Back in San Francisco, Broughton ended his relationship with Pauline Kael (then a film commentator at KPFA), took up with the wonderfully named playwright/actor Kermit Sheets, founded Centaur Press to publish his own and others’ writing, hosted old-school poetry slams in North Beach and essentially personified mid-century NoCal bohemia. (He would later make indelible contributions to post-Stonewall LGBT verve and visibility by joining the Radical Faeries and became a charter member of the Sisters of Perpetual Indulgence, as Sister Sermoneta of the Holy Phallus.)

Following a long break from filmmaking, Broughton returned to the medium in 1968 with The Bed, in which photographer Imogen Cunningham, philosopher Alan Watts and a bevy of proudly pubic-haired singles, couples and threesomes are joined by a group of Anna Halprin dancers as they unabashedly revel in sensual delight in, on and around an ornate bed that rolls on wheels through a fecund meadow. Similarly frank films such as The Golden Positions, Nuptiae and Dreamwood soon followed, all steeped in Jungian mythology and touchy-feely proto-feminism, featuring androgynous figures such as the Infeffable Lollapalooza, and variously bolstered by the contributions of composer Lou Harrison and experimental film demigod Stan Brakhage.

Now married to costume designer Suzanna Hart and stifled in suburbia, Broughton took up teaching at San Francisco Sate University and the San Francisco Art Institute. At age sixty, Broughton met Joel Singer, a student some thirty five years younger than his perennially dashing mentor. Following a three-day tryst at the infamous Beck’s Motor Lodge, the pair became a devoted couple for the next twenty five years, living in a mobile home in Novato, on a rubber plantation plant in Sri Lanka and anywhere else their whims took them. With Singer and a bottle of champagne at his side, Broughton passed away in 1999; his final words were, “More bubbly.”
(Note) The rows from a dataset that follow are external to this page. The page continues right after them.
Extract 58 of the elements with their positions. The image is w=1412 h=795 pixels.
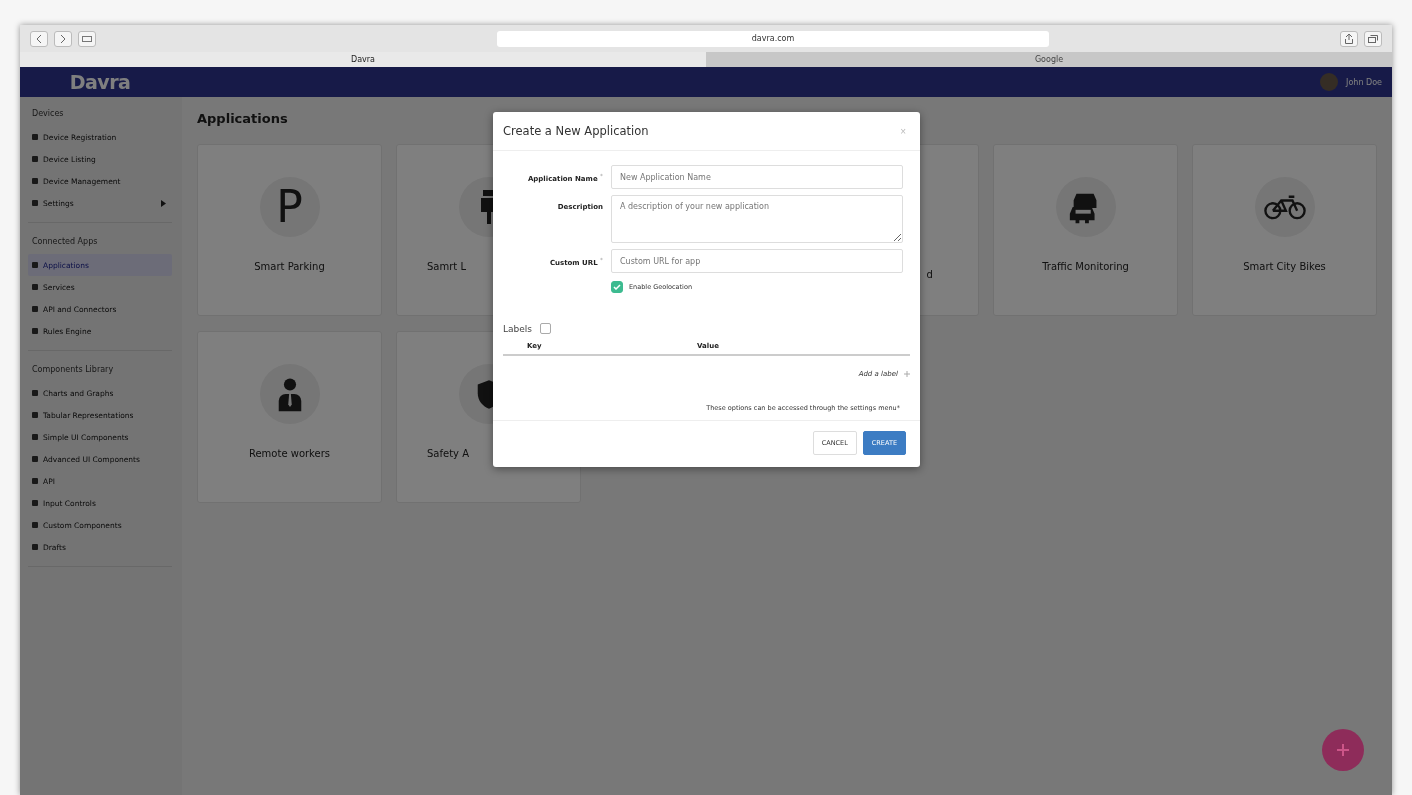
bullet-icon	[32, 200, 38, 206]
bullet-icon	[32, 500, 38, 506]
application-card[interactable]: Smart City Bikes	[1192, 144, 1377, 316]
address-bar[interactable]: davra.com	[497, 30, 1049, 47]
page-title: Applications	[197, 111, 289, 126]
card-label: Smart City Bikes	[1242, 261, 1327, 272]
description-field[interactable]: A description of your new application	[611, 195, 903, 243]
section-title: Labels	[503, 323, 532, 334]
letter-p-icon: P	[276, 185, 303, 229]
card-label: Traffic Monitoring	[1041, 261, 1130, 272]
card-label: Smart Parking	[253, 261, 326, 272]
browser-tab[interactable]: Davra	[20, 52, 706, 67]
dialog-title: Create a New Application	[503, 124, 649, 138]
back-button[interactable]	[30, 30, 48, 47]
bullet-icon	[32, 478, 38, 484]
person-icon	[276, 376, 303, 412]
share-button[interactable]	[1340, 30, 1358, 47]
bullet-icon	[32, 284, 38, 290]
help-icon[interactable]	[539, 323, 551, 334]
application-card[interactable]: P Smart Parking	[197, 144, 382, 316]
bullet-icon	[32, 306, 38, 312]
bicycle-icon	[1261, 193, 1308, 221]
sidebar-icon	[82, 35, 92, 42]
input-field[interactable]: Custom URL for app	[611, 249, 903, 273]
bullet-icon	[32, 412, 38, 418]
logo: Davra	[68, 71, 132, 93]
sidebar-heading: Components Library	[32, 365, 115, 374]
share-icon	[1345, 33, 1353, 44]
checkbox[interactable]	[611, 281, 623, 293]
sidebar-heading: Connected Apps	[32, 237, 99, 246]
tabs-button[interactable]	[1364, 30, 1382, 47]
bullet-icon	[32, 434, 38, 440]
sidebar-heading: Devices	[32, 109, 65, 118]
bullet-icon	[32, 456, 38, 462]
browser-tab[interactable]: Google	[706, 52, 1392, 67]
input-field[interactable]: New Application Name	[611, 165, 903, 189]
bullet-icon	[32, 328, 38, 334]
bullet-icon	[32, 390, 38, 396]
card-label: Samrt L	[427, 261, 466, 272]
bullet-icon	[32, 134, 38, 140]
chevron-right-icon	[60, 34, 66, 43]
forward-button[interactable]	[54, 30, 72, 47]
chevron-icon	[161, 199, 166, 207]
bullet-icon	[32, 522, 38, 528]
card-label: d	[925, 269, 934, 280]
plus-icon	[1336, 743, 1350, 757]
application-card[interactable]: Traffic Monitoring	[993, 144, 1178, 316]
bullet-icon	[32, 156, 38, 162]
chevron-left-icon	[36, 34, 42, 43]
bullet-icon	[32, 178, 38, 184]
bullet-icon	[32, 262, 38, 268]
card-label: Remote workers	[247, 448, 332, 459]
tabs-icon	[1368, 34, 1378, 43]
card-label: Safety A	[427, 448, 469, 459]
sidebar-toggle-button[interactable]	[78, 30, 96, 47]
application-card[interactable]: Remote workers	[197, 331, 382, 503]
user-name[interactable]: John Doe	[1346, 77, 1382, 87]
bullet-icon	[32, 544, 38, 550]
In the 1992 edition of his typically idiosyncratic guidebook Making Light of It, Broughton offers budding filmmakers the following advice: “Your business is to make something that neither you nor I have ever seen before. Your business is to make a wonderful new kind of mess in your own way.” Today’s queer cinema could do with some messy revitalization, and Broughton’s films should be required viewing for all would-be purveyors of a new sort of poetic-erotic cinema. (Sixteen of his twenty three films are officially available on DVD or via streaming services, and Slade and Silha hope to make the entire corpus available soon.)

Another bit of advice from Broughton to all of us: “When in doubt, twirl.”